# Forum Contacts & Links Timber, Tools & Hardware Suppliers  Factory Seconds and returns Tools

## nev25

I know this has been discussed before but I cannot seem yo find the thread
Can someone tell me the name and location of the shop in Melbourne that sells factory seconds and factory returned power tools 
I believe it is Thomas town on the Hume hwy 
I'm also lead to believe there is another one in Melbourne somewhere

----------


## DJ's Timber

Wasn't this discussed over in the Woodwork Forums? Have you tried searching there?

----------


## nev25

> Wasn't this discussed over in the Woodwork Forums? Have you tried searching there?

  Yeah Couldnt find it

----------


## Dan574

Im not sure of the name but its on Sydney Rd (Hume Hwy)campbellfield opposite the Ford factory.  3rd shop south of glenbarry rd on the inbound side of sydney rd, the shop is red and blue, next door to tradelink.  Hope this helps. 
Here is the google maps address, if you look at street view you can see it on the left,  http://maps.google.com.au/maps?f=q&h...53003489819606

----------


## malb

The other one was in East Ringwood, moved to Croydon a couple of years ago, and is apparently now gone.

----------


## wizard

I was relooking for the cheap tool address and found it courtesy of Dan574 and google map address. The street view that Dan574 mentions is fantastic. I am less likely to drive past when you know what you are looking for!
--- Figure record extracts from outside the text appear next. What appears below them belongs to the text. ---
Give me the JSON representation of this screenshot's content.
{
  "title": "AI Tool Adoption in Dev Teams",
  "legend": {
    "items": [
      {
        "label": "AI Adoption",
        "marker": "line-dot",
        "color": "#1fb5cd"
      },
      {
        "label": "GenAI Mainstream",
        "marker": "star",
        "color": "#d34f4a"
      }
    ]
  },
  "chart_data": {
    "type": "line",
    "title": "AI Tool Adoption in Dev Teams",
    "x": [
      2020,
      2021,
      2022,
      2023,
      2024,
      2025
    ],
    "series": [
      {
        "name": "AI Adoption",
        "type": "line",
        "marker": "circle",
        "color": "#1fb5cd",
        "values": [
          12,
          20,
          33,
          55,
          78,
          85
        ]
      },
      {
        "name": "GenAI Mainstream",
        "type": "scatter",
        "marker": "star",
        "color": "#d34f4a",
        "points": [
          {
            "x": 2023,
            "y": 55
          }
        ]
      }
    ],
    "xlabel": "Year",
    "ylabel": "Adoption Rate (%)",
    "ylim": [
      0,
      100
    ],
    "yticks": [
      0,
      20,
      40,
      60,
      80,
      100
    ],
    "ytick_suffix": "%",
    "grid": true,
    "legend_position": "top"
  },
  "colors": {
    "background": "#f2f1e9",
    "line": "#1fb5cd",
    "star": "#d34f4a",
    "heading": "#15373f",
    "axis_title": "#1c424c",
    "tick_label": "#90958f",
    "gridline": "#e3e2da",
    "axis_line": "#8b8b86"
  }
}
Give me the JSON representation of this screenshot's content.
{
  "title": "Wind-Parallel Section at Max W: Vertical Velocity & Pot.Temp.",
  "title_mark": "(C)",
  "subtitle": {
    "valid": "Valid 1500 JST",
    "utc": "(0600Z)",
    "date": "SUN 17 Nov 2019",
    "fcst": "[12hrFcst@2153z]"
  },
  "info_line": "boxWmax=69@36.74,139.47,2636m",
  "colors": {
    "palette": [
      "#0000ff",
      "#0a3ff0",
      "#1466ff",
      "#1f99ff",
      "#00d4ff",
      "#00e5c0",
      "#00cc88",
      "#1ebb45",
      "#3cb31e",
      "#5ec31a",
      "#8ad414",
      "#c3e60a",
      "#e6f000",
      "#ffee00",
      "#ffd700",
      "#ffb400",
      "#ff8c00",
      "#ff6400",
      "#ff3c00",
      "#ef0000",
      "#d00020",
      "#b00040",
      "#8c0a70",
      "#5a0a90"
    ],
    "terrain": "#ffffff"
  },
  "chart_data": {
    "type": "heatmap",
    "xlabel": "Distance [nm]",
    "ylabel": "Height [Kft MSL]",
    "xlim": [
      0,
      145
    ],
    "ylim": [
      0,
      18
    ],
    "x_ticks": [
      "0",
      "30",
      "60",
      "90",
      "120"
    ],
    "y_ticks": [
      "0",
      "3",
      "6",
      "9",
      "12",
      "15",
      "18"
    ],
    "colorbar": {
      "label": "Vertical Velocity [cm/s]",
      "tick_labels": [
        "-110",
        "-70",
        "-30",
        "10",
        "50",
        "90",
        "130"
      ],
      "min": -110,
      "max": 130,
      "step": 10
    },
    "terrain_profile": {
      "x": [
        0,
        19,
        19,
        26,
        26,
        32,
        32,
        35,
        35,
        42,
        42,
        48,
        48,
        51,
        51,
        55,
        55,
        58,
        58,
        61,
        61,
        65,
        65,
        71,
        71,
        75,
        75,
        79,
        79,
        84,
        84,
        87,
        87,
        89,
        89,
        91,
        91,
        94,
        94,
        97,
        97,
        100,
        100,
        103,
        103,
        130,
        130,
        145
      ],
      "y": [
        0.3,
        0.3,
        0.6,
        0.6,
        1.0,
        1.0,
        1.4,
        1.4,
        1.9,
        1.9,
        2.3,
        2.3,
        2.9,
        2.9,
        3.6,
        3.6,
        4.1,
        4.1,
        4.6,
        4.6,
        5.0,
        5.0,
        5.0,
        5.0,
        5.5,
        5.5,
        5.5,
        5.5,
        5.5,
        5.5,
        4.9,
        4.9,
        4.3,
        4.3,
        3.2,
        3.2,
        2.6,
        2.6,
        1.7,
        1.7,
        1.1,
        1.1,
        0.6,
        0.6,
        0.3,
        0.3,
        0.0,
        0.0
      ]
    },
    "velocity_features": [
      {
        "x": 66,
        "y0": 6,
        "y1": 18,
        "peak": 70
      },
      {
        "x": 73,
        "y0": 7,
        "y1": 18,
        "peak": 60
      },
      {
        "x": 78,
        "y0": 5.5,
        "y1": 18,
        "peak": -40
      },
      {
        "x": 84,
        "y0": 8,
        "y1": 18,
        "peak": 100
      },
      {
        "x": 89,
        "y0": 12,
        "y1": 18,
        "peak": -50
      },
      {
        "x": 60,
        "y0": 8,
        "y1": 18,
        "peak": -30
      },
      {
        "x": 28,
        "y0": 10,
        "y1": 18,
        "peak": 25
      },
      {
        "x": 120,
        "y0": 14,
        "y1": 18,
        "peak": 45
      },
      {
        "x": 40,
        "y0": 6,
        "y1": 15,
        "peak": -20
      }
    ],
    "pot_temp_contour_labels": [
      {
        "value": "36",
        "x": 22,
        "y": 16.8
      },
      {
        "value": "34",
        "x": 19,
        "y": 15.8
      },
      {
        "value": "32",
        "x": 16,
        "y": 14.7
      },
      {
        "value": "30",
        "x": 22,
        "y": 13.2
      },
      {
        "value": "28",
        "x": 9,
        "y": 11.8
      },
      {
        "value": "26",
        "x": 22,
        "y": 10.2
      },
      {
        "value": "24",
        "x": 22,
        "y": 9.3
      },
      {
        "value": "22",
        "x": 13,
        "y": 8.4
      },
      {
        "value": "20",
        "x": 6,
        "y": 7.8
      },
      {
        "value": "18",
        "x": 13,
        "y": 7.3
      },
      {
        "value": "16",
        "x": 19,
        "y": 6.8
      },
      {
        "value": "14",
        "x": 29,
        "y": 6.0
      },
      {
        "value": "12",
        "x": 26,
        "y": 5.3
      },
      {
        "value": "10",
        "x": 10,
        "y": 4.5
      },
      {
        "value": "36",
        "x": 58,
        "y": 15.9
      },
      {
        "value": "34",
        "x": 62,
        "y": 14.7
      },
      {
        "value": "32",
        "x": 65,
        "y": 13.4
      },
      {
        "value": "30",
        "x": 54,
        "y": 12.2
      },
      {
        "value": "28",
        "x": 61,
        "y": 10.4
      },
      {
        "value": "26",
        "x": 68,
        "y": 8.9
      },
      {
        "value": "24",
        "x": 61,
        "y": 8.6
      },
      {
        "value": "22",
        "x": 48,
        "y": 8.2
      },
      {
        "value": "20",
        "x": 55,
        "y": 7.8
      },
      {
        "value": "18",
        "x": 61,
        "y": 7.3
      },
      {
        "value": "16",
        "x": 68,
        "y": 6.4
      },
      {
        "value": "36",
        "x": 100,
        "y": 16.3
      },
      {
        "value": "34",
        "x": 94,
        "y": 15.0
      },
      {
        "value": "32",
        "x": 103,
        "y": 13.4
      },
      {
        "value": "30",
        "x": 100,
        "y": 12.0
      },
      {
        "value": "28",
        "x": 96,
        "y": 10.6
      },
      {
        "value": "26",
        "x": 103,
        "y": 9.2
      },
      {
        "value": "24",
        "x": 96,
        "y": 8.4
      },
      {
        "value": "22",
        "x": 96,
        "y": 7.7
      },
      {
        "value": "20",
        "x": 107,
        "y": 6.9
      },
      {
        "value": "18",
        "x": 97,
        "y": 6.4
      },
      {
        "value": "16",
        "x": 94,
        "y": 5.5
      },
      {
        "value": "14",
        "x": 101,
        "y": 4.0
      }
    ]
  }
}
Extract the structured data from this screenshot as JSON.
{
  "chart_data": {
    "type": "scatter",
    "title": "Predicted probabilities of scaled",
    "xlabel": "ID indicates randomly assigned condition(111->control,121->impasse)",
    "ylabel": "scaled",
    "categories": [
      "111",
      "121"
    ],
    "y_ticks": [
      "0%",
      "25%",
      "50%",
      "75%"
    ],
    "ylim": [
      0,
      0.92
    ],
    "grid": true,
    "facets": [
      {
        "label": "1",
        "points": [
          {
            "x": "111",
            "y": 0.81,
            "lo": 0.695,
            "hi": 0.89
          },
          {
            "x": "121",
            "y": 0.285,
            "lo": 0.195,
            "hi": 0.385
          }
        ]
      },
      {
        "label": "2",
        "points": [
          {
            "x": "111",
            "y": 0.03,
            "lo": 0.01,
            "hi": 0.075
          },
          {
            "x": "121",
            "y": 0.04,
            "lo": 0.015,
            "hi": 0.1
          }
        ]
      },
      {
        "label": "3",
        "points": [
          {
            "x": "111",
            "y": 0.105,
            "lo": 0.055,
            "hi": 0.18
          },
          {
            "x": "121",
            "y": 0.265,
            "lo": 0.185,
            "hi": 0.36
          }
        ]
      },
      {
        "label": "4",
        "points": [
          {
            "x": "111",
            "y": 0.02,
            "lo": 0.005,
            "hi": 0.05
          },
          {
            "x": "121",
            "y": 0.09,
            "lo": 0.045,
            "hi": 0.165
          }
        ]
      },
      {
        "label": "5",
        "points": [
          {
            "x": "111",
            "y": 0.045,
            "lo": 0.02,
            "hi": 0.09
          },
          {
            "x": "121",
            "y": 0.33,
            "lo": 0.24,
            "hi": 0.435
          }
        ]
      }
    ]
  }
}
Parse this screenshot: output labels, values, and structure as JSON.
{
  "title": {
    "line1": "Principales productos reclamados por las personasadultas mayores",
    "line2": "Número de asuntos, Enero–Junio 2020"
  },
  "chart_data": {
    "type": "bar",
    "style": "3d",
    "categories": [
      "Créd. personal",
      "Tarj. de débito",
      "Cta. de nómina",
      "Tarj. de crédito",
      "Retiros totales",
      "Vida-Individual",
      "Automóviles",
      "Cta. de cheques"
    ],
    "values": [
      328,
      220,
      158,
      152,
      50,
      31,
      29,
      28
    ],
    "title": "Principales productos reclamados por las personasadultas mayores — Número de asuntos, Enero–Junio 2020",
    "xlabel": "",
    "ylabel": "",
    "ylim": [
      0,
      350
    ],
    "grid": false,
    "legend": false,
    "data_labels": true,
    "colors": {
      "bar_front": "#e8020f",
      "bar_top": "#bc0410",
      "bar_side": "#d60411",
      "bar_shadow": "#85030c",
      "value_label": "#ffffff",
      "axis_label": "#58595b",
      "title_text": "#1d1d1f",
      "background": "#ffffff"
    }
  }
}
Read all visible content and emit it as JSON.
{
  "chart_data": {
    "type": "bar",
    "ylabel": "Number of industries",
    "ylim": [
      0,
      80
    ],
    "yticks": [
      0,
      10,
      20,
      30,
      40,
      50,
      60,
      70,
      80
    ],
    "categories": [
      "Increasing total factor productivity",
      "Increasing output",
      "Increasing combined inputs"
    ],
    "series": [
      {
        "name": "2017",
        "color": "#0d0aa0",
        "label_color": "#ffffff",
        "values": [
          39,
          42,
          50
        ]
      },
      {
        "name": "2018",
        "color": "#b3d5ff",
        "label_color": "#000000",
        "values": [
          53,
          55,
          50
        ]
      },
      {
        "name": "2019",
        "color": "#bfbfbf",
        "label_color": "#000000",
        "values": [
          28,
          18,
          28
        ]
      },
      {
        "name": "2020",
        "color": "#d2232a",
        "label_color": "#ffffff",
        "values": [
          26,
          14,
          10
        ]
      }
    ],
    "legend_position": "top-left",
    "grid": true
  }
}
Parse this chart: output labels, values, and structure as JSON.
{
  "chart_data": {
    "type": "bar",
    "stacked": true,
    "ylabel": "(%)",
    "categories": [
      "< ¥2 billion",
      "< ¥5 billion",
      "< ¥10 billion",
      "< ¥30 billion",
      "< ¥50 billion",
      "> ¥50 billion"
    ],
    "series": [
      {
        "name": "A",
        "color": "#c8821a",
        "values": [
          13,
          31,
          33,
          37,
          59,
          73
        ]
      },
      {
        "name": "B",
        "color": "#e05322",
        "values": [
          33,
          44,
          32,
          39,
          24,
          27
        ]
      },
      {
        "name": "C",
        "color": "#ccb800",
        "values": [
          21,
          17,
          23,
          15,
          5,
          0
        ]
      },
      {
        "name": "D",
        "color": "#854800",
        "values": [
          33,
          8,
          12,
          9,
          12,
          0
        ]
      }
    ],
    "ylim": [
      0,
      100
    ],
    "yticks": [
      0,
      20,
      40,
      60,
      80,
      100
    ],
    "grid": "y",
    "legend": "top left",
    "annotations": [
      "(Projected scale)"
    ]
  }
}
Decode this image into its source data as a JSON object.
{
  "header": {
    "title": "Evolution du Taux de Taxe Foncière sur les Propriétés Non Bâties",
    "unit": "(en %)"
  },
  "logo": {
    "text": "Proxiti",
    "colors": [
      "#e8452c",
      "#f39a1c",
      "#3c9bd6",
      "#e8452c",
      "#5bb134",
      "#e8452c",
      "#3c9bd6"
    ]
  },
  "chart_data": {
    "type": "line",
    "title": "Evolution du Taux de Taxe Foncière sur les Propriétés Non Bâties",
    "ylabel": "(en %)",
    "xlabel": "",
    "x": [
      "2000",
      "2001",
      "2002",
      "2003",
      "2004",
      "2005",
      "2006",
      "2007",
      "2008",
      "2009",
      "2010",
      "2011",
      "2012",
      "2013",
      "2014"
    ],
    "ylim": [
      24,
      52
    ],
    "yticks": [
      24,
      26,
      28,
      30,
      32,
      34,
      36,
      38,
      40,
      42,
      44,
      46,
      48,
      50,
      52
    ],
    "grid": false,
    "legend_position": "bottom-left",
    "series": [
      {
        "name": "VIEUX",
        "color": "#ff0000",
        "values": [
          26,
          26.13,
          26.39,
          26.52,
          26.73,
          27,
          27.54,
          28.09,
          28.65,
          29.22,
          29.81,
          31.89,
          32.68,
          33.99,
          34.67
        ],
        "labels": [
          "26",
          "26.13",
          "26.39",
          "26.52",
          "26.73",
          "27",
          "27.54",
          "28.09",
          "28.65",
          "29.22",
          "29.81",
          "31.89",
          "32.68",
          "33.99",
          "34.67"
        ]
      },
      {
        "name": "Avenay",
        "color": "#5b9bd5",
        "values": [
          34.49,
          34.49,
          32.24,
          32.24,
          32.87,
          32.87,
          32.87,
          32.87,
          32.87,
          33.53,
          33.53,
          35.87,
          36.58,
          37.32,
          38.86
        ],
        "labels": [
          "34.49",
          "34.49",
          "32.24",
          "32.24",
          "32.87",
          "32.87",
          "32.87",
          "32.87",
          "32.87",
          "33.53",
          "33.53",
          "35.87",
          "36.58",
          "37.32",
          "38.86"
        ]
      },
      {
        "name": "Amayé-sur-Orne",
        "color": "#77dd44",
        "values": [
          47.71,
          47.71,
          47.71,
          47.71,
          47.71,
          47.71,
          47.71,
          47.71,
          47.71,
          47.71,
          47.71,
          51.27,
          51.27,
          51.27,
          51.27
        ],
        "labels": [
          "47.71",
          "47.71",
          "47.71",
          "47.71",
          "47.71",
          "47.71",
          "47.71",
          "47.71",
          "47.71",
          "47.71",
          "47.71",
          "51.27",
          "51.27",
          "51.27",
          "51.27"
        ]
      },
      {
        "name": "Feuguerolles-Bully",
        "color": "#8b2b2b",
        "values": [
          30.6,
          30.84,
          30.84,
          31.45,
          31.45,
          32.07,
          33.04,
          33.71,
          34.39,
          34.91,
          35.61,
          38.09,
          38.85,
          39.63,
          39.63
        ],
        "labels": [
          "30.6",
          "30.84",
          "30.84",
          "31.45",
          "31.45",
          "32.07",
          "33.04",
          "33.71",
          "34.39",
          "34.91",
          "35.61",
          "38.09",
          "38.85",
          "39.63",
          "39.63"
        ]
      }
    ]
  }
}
It is easy to get distracted using google map with street view as you can go and have a look at all the old jobs you did! 
Cheers
Wizard

----------


## nev25

> It is easy to get distracted using google map with street view as you can go and have a look at all the old jobs you did! 
> Cheers
> Wizard

  LOL I know what you mean
I'M still Trying to figure out where I was on that day to see if I can see myself (Or my car)  
If you go to the tool shop we expect a report on the bargains you get (or at least see)

----------


## Dan574

thanks wizard. i do love technology.

----------